PHOTO
(ANSA) - VENEZIA, 27 FEB - Un dialogo silenzioso tra due visionari separati da cinque secoli di storia, ma uniti dalla stessa meraviglia per "la più gioconda veduta del mondo". È questa la suggestione che introduce alla mostra 'Gianni Berengo Gardin. La Venezia del maestro del bianco e nero', realizzata dalla Fondazione di Venezia in collaborazione con la Fondazione Le Stanze della Fotografia. Curata da Denis Curti, è la prima esposizione organizzata dalla Fondazione nella nuova sede di Palazzo Flangini, dove sarà visitabile a ingresso gratuito fino al 30 giugno 2026.
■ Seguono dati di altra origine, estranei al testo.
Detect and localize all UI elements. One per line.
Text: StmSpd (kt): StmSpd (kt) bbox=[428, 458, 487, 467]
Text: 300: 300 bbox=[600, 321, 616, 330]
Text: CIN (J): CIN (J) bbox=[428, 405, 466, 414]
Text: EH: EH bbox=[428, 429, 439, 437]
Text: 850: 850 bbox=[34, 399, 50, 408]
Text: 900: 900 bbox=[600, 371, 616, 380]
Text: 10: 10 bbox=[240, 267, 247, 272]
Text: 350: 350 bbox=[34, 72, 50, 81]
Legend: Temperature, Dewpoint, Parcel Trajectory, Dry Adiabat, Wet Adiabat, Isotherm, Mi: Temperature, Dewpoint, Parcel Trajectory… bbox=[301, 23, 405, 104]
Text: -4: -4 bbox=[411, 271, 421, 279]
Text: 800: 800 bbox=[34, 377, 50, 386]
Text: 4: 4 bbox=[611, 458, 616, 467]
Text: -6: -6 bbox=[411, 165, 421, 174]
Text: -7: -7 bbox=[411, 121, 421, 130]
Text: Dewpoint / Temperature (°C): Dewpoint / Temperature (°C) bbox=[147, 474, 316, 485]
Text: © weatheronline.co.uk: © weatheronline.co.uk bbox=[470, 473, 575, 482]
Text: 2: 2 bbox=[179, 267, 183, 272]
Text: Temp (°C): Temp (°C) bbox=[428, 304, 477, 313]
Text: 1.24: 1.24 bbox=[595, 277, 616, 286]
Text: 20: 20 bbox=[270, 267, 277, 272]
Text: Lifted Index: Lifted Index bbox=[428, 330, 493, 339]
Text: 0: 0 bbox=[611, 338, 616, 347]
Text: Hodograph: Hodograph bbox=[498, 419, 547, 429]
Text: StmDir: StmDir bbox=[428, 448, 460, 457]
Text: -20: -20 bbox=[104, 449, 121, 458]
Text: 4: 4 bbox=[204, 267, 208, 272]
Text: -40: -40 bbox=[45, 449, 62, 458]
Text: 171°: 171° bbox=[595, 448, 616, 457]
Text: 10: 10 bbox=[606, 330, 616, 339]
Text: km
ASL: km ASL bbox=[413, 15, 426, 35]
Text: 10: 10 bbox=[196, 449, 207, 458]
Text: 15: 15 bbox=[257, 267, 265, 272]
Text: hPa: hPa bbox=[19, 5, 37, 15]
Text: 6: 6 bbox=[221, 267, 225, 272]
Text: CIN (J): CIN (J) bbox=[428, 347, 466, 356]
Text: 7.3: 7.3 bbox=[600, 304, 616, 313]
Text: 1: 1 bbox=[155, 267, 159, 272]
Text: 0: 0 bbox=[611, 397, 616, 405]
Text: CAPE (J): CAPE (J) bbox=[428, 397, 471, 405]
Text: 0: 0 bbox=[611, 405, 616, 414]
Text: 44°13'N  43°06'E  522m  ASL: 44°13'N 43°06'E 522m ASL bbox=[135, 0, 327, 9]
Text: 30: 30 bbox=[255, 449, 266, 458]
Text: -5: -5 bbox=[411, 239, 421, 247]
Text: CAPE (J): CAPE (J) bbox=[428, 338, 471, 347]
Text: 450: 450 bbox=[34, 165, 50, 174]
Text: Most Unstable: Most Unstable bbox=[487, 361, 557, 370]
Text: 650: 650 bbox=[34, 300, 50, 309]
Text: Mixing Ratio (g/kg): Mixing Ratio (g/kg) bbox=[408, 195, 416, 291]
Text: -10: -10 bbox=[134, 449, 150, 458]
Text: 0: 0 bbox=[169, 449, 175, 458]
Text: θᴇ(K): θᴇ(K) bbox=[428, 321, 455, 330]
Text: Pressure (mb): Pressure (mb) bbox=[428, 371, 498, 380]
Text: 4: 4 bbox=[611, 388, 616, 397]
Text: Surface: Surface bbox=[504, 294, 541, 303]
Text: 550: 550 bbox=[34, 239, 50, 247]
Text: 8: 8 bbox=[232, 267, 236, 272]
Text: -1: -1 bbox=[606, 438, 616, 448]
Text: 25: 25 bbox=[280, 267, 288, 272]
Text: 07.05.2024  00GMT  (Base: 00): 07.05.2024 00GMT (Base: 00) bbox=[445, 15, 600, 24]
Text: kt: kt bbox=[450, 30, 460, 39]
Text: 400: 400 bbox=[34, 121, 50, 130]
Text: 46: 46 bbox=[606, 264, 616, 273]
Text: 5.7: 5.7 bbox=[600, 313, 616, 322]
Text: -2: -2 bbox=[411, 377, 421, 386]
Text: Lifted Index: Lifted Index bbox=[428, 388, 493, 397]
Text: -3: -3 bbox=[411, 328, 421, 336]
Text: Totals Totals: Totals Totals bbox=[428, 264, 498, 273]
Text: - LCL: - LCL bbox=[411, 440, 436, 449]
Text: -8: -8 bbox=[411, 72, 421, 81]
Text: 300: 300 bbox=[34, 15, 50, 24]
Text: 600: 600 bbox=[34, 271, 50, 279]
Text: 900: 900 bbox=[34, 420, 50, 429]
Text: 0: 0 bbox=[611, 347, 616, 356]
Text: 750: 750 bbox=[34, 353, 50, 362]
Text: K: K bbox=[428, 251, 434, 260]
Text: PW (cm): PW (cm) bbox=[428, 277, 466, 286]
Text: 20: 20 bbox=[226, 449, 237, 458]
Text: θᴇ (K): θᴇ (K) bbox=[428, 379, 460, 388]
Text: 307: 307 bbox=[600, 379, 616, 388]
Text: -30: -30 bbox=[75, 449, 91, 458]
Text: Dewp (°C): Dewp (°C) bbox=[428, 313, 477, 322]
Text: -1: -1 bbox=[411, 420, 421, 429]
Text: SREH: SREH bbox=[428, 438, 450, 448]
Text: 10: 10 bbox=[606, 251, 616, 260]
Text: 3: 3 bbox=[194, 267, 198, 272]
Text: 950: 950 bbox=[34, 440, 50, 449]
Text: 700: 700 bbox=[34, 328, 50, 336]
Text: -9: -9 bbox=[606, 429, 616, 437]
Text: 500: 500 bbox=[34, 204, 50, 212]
Il cuore del percorso espositivo, che si compone di 34 opere veneziane di Berengo Gardin, è una serie di immagini, mai esposta fino ad ora, nata da una straordinaria coincidenza biografica e letteraria. Ospite dell'amico Renato Padoan a Palazzo Bollani, il fotografo scoprì che proprio in quelle stanze aveva vissuto Pietro Aretino, l'intellettuale rinascimentale che nel 1537 descriveva il transito sul Canal Grande. Posizionandosi davanti alla stessa finestra, il fotografo decise di guardare con i propri occhi ciò che Aretino vedeva secoli prima, come se la presenza del poeta lo guidasse, suggerendogli in quali angoli posare l'obiettivo, quali gesti cogliere, quali silenzi rispettare.
A sei mesi dalla sua scomparsa, la mostra omaggia uno dei protagonisti della fotografia italiana del Novecento, celebrandone l'impegno, civile e artistico allo stesso tempo, nel restituire l'attualità di Venezia con le sue criticità e i suoi paradossi, consapevole di affrontare il rischio di incorrere nella più immediata retorica della bellezza. (ANSA).